Initiée par le Fonds immobilier et pilotée par Akonovia, avec la collaboration de Vertima, pour les analyses de cycle de vie, et de BJC, pour la modélisation financière, cette étude a été réalisée sur des données complètes de la dernière année. Elle s’est articulée autour de la modélisation d’un bâtiment multirésidentiel – un actif du portefeuille du Fonds immobilier -, dont la construction avait requis en 2018 un investissement de quelque 60 millions de dollars.
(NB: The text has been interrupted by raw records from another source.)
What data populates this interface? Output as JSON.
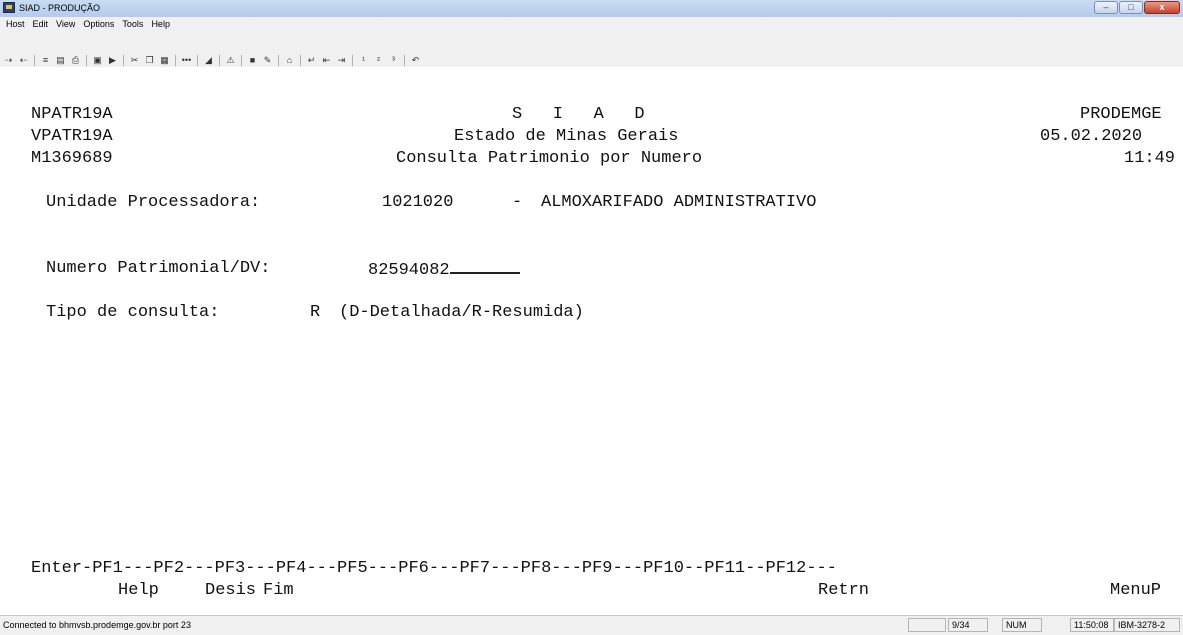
{
  "window": {
    "title": "SIAD - PRODUÇÃO",
    "controls": {
      "minimize": "–",
      "maximize": "□",
      "close": "x"
    }
  },
  "menu": [
    "Host",
    "Edit",
    "View",
    "Options",
    "Tools",
    "Help"
  ],
  "toolbar": {
    "icons": [
      "send-icon",
      "receive-icon",
      "transfer-icon",
      "copy-screen-icon",
      "print-icon",
      "macro-icon",
      "macro-run-icon",
      "cut-icon",
      "copy-icon",
      "paste-icon",
      "dots-icon",
      "graph-icon",
      "warning-icon",
      "screen-icon",
      "pencil-icon",
      "home-icon",
      "enter-icon",
      "left-tab-icon",
      "right-tab-icon",
      "pa1-icon",
      "pa2-icon",
      "pa3-icon",
      "undo-icon"
    ]
  },
  "terminal": {
    "program_id": "NPATR19A",
    "screen_id": "VPATR19A",
    "user_id": "M1369689",
    "system_name": "S   I   A   D",
    "state": "Estado de Minas Gerais",
    "screen_title": "Consulta Patrimonio por Numero",
    "company": "PRODEMGE",
    "date": "05.02.2020",
    "time": "11:49",
    "unidade_label": "Unidade Processadora:",
    "unidade_code": "1021020",
    "unidade_sep": "-",
    "unidade_name": "ALMOXARIFADO ADMINISTRATIVO",
    "numero_label": "Numero Patrimonial/DV:",
    "numero_value": "82594082",
    "tipo_label": "Tipo de consulta:",
    "tipo_value": "R",
    "tipo_hint": "(D-Detalhada/R-Resumida)",
    "pf_keys_line": "Enter-PF1---PF2---PF3---PF4---PF5---PF6---PF7---PF8---PF9---PF10--PF11--PF12---",
    "pf_help": "Help",
    "pf_desis": "Desis",
    "pf_fim": "Fim",
    "pf_retrn": "Retrn",
    "pf_menup": "MenuP"
  },
  "status": {
    "connection": "Connected to bhmvsb.prodemge.gov.br port 23",
    "cursor": "9/34",
    "num": "NUM",
    "clock": "11:50:08",
    "model": "IBM-3278-2"
  }
}
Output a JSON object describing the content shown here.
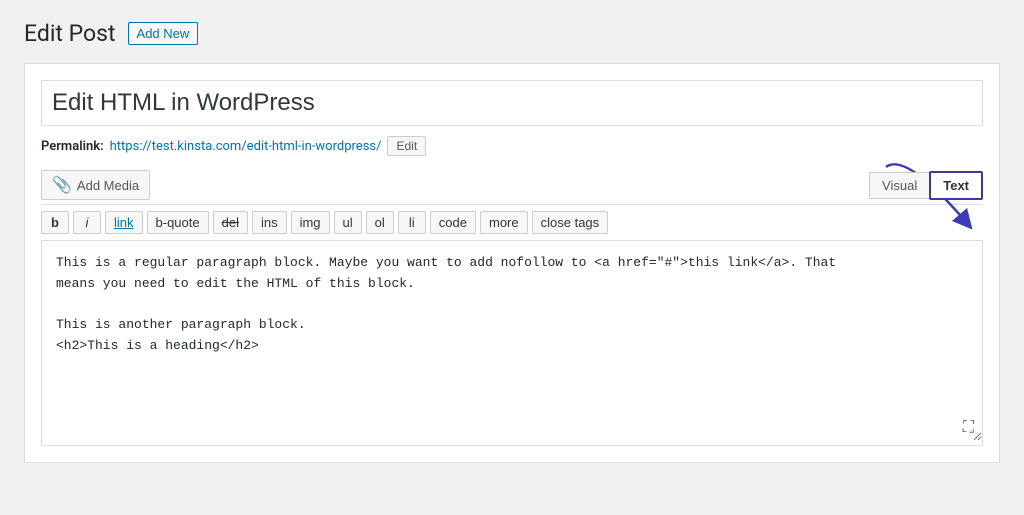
{
  "header": {
    "title": "Edit Post",
    "add_new_label": "Add New"
  },
  "post": {
    "title": "Edit HTML in WordPress",
    "permalink_label": "Permalink:",
    "permalink_url": "https://test.kinsta.com/edit-html-in-wordpress/",
    "edit_label": "Edit"
  },
  "toolbar": {
    "add_media_label": "Add Media",
    "tab_visual": "Visual",
    "tab_text": "Text"
  },
  "format_bar": {
    "buttons": [
      {
        "id": "bold",
        "label": "b",
        "style": "bold"
      },
      {
        "id": "italic",
        "label": "i",
        "style": "italic"
      },
      {
        "id": "link",
        "label": "link",
        "style": "link"
      },
      {
        "id": "b-quote",
        "label": "b-quote",
        "style": "normal"
      },
      {
        "id": "del",
        "label": "del",
        "style": "strikethrough"
      },
      {
        "id": "ins",
        "label": "ins",
        "style": "normal"
      },
      {
        "id": "img",
        "label": "img",
        "style": "normal"
      },
      {
        "id": "ul",
        "label": "ul",
        "style": "normal"
      },
      {
        "id": "ol",
        "label": "ol",
        "style": "normal"
      },
      {
        "id": "li",
        "label": "li",
        "style": "normal"
      },
      {
        "id": "code",
        "label": "code",
        "style": "normal"
      },
      {
        "id": "more",
        "label": "more",
        "style": "normal"
      },
      {
        "id": "close-tags",
        "label": "close tags",
        "style": "normal"
      }
    ]
  },
  "editor": {
    "content": "This is a regular paragraph block. Maybe you want to add nofollow to <a href=\"#\">this link</a>. That\nmeans you need to edit the HTML of this block.\n\nThis is another paragraph block.\n<h2>This is a heading</h2>"
  }
}
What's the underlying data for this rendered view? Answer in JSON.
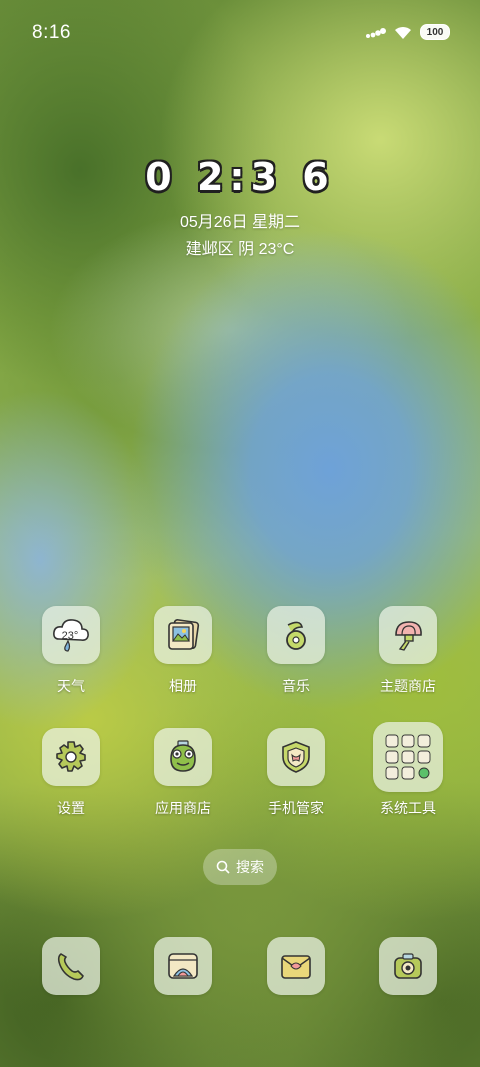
{
  "status_bar": {
    "time": "8:16",
    "battery": "100",
    "icons": [
      "signal-icon",
      "wifi-icon",
      "battery-icon"
    ]
  },
  "lock_clock": {
    "time": "0 2:3 6",
    "date": "05月26日 星期二",
    "weather": "建邺区 阴 23°C"
  },
  "apps": [
    {
      "label": "天气",
      "icon": "weather-icon",
      "icon_text": "23°"
    },
    {
      "label": "相册",
      "icon": "gallery-icon"
    },
    {
      "label": "音乐",
      "icon": "music-icon"
    },
    {
      "label": "主题商店",
      "icon": "theme-store-icon"
    },
    {
      "label": "设置",
      "icon": "gear-icon"
    },
    {
      "label": "应用商店",
      "icon": "app-store-icon"
    },
    {
      "label": "手机管家",
      "icon": "security-icon"
    },
    {
      "label": "系统工具",
      "icon": "folder-icon"
    }
  ],
  "search": {
    "label": "搜索"
  },
  "dock": [
    {
      "icon": "phone-icon"
    },
    {
      "icon": "browser-icon"
    },
    {
      "icon": "messages-icon"
    },
    {
      "icon": "camera-icon"
    }
  ]
}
L’étude a permis d’évaluer l’impact d’investissements additionnels en mesures durables sur la valeur d’un actif immobilier en utilisant par exemple, des systèmes électromécaniques plus performants, des systèmes énergétiques variés et des matériaux à bas carbone.

Un gain de 45 % 
Le constat est probant : un immeuble dont le design est le fruit de l’intégration de mesures durables peut capter un gain de valeur de 45 % à la 10e année suivant sa construction. Aux fins de l’exercice, le coût de construction du bâtiment de référence a été actualisé à 100 millions de dollars et sa durée de vie utile fixée à 60 ans.

Les mesures durables retenues pour améliorer sa performance énergétique et réduire son intensité carbone, tant sur le plan opérationnel qu’intrinsèque, ont généré un investissement additionnel de six millions de dollars (6 %).

« L’investissement additionnel consacré à l’optimisation de la performance environnementale de l’immeuble en vaut vraiment la chandelle, et d’autant plus en cette ère où les changements climatiques s’accentuent et que leur impact est appelé à se répercuter avec toujours plus d’acuité dans l’industrie immobilière. Nous avons démontré qu’il faut investir dans la durabilité d’un bâtiment, et dans sa résilience, non seulement physique, mais aussi financière pour réduire la pression sur les changements climatiques et profiter d’un gain de valeur voire éviter une perte de valeur », indique Serge Cormier, vice-président, ESG, création de valeur et immobilier durable du Fonds immobilier de solidarité FTQ.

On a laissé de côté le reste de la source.